Will the AI Hype Train Slow Down in 2019?

‘Robot lawyers’ still a ways off, but task efficiency should improve, say legal tech experts

For all the talk attorneys have heard from law firms touting their new artificial intelligence capabilities, the technology hasn’t made much of an impact on the profession yet.

Earlier this month, the American Bar Association released survey results showing that only 10 percent of lawyers used some form of AI in their work in 2018. At larger firms of 500-plus attorneys, which have deeper pockets to invest in technology, about a third of lawyers reported using AI last year. 2018 saw some significant AI buy-in from BigLaw. For example, Reynen Court, a consortium of firms led by Latham & Watkins and including Gibson Dunn & Crutcher, launched last year to create a sort of “app store” where firms can more easily buy and adopt emerging legal technologies, including those that integrate AI. 


While attorneys at large firms were overwhelmingly interested in buying AI tools, more than half of solos and small firms reported having no interest in the technology, according to the ABA survey. 

That gibes with what Rob MacAdam, director of legal solutions for tech company HighQ, has been hearing from many legal customers.

“They don’t want to hear about robot lawyers and AI tools,” said MacAdam, whose London-based company sells a range of digital products and services that cater to the legal profession, including file-sharing and collaboration platforms. MacAdam practiced M&A in the U.K. and serves as a liaison between law firms and his company’s developers.

Programs that use machine learning to review documents during discovery or perform legal research could eventually revolutionize how law firms deliver their advice and services. But concerns remain as to how accurate or reliable the programs are in that work, at least in their current iterations.

While a lot of firms and vendors are trying out AI tools in some form, MacAdam said, he’s “yet to see any law firm successfully embed it and use it.”

Inside many firms that have announced using AI-assisted tools in some form, MacAdam said, there’s some tension between the people who are genuinely committed to applying the new technology in a practical way and those who “just want to get the press release out” to showcase the fact they’re using AI. It’s fair to ask which firms are meaningfully applying AI and which ones are doing it mostly for show, MacAdam said. “I would drill down from the headline [and ask the firm] ‘How many activities are you actually deploying AI tools on?’” 

Law firms are notoriously slow to embrace emerging technology in their work. But they might be forgiven for waiting until AI becomes more reliable for document review and other tasks before throwing more weight behind it.

“There’s a lot of hype around AI … but I’m not sure that technology’s 100 percent ready yet,” said Dan Anderson, co-founder and CEO of SeeUnity, a Johnstown-based company that provides content management technology for law firms. The same was said about cloud computing years ago, Anderson noted, so it may well be that AI “needs to mature a bit” before it should do much heavy lifting in legal work, much in the same way the cloud has matured recently. 

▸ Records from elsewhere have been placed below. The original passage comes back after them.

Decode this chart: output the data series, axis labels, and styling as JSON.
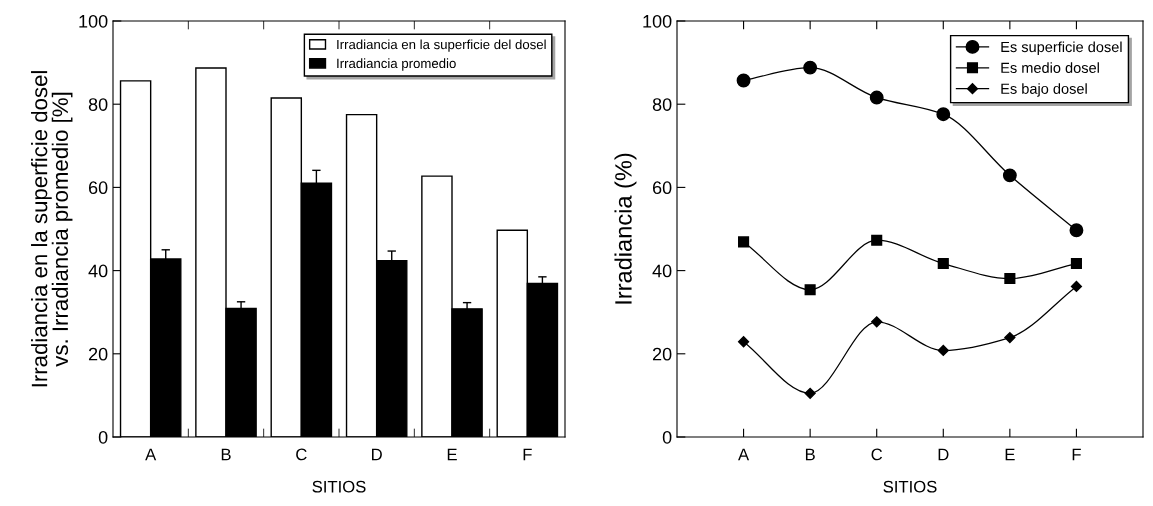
{
  "chart_data": [
    {
      "type": "bar",
      "categories": [
        "A",
        "B",
        "C",
        "D",
        "E",
        "F"
      ],
      "xlabel": "SITIOS",
      "ylabel": "Irradiancia en la superficie dosel\nvs. Irradiancia promedio [%]",
      "ylim": [
        0,
        100
      ],
      "yticks": [
        0,
        20,
        40,
        60,
        80,
        100
      ],
      "legend": "top right",
      "grid": false,
      "series": [
        {
          "name": "Irradiancia en la superficie del dosel",
          "color": "#ffffff",
          "values": [
            85.6,
            88.7,
            81.5,
            77.5,
            62.7,
            49.7
          ]
        },
        {
          "name": "Irradiancia promedio",
          "color": "#000000",
          "values": [
            42.8,
            30.9,
            61.0,
            42.4,
            30.8,
            36.9
          ],
          "errors": [
            2.2,
            1.6,
            3.1,
            2.3,
            1.5,
            1.6
          ]
        }
      ]
    },
    {
      "type": "line",
      "categories": [
        "A",
        "B",
        "C",
        "D",
        "E",
        "F"
      ],
      "xlabel": "SITIOS",
      "ylabel": "Irradiancia (%)",
      "ylim": [
        0,
        100
      ],
      "yticks": [
        0,
        20,
        40,
        60,
        80,
        100
      ],
      "legend": "top right",
      "grid": false,
      "line_style": "solid",
      "series": [
        {
          "name": "Es superficie dosel",
          "color": "#000000",
          "marker": "circle",
          "values": [
            85.7,
            88.8,
            81.6,
            77.6,
            62.9,
            49.7
          ]
        },
        {
          "name": "Es medio dosel",
          "color": "#000000",
          "marker": "square",
          "values": [
            46.9,
            35.4,
            47.3,
            41.7,
            38.1,
            41.7
          ]
        },
        {
          "name": "Es bajo dosel",
          "color": "#000000",
          "marker": "diamond",
          "values": [
            22.9,
            10.5,
            27.7,
            20.8,
            23.9,
            36.2
          ]
        }
      ]
    }
  ]
}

Companies, including many law firms, gravitated toward first-generation cloud programs like Dropbox early on because they were easy to use. But the simple interfaces of the early cloud platforms made for “unmanaged content,” Anderson said, and that left an opening for products that gave businesses more personalized control over how they organized and shared documents. Since then, law firms have undergone a “huge shift” of moving their familiar tools like Microsoft Office Suite to cloud-based platforms “whereas years ago there was just talk about it,” Anderson said.

In 2019, law firms will likely see a more “back-to-basics approach” to how they can apply technology, MacAdam said. Where legal tech will see the most growth in the near term, he said, is in workflow tools that incorporate AI, which will allow lawyers and their clients to collaborate and share information like they do already except more efficiently.

The most intriguing application of AI for law firms, at least in the near term, lies not using it for nuts-and-bolts legal tasks like contract review, but rather for predictive analytics, MacAdam said. Firms are “sitting on a mountain of data” going back decades that they can analyze, like court docket information, to help predict outcomes for clients in litigation. For example, data analytics technology can help assess the chance of a success a type of motion in a type of case might have before a particular judge.

What legal clients ultimately buy from lawyers is risk management, and if lawyers can use data analytics “to put some science behind” their risk assessments, it gives their legal advice a degree of transparency clients haven’t gotten before.  

“I think that … is probably very exciting,” MacAdam said.